Para Ana Bavon, as instituições financeiras, em geral, ainda estão muito atrasadas. A inclusão étnico-racial, diz, tem de chegar ao modelo de negócios. "Se 56% de pessoas negras entram no banco para pedir empréstimo, não conseguem, é porque quem atende tem um viés que não ajuda na avaliação do crédito", afirma. "Com bancos que crescem exponencialmente em um País mais excludente, então talvez não tenha tanto interesse em mudar a estrutura".

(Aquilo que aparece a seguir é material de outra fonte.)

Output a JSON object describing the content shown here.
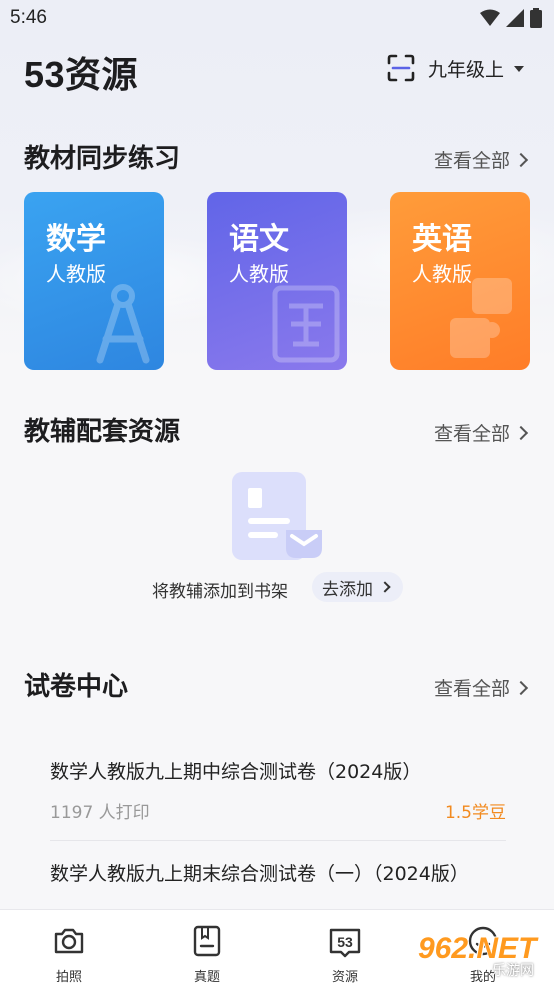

A diretora executiva do Bradesco, Glaucimar Peticov, responde pela área de recursos humanos, afirma ser importante começar pela base. É ampliando a porta de entrada, defende, que será possível passar ao próximo passo: promover os negros aos degraus mais altos. No Bradesco, a contratação desses profissionais cresceu em média 60% na última década, levando a 27% do quadro. Este ano, os negros foram 33% dos contratados. A participação nos cargos de liderança chega a 19% (que começam com gerentes), mas só 6,1% são da diretoria "por enquanto", diz Peticov. "Não temos metas, mas espero que esses porcentuais cresçam no ano que vem", diz.

O documentário 'AmarElo. É Tudo Pra Ontem' é dividido em três atos: plantar, regar e colher. O universo corporativo (não só o financeiro), figura em sua maioria no primeiro. Assim como inúmeros negros nunca haviam pisado no Teatro Municipal de São Paulo antes do show de Emicida, em novembro do ano passado, o protagonismo negro não chegou ao alto escalão dos grandes conglomerados. "A gente precisa, sim, ocupar esse tipo de espaço, esse tipo de ambiente e por que não todos os ambientes que nos foram negados ao longo da história desse País... Nós vamos devolver a eles o direito de sonhar" - Emicida, personagem e narrador de 'AmarElo'.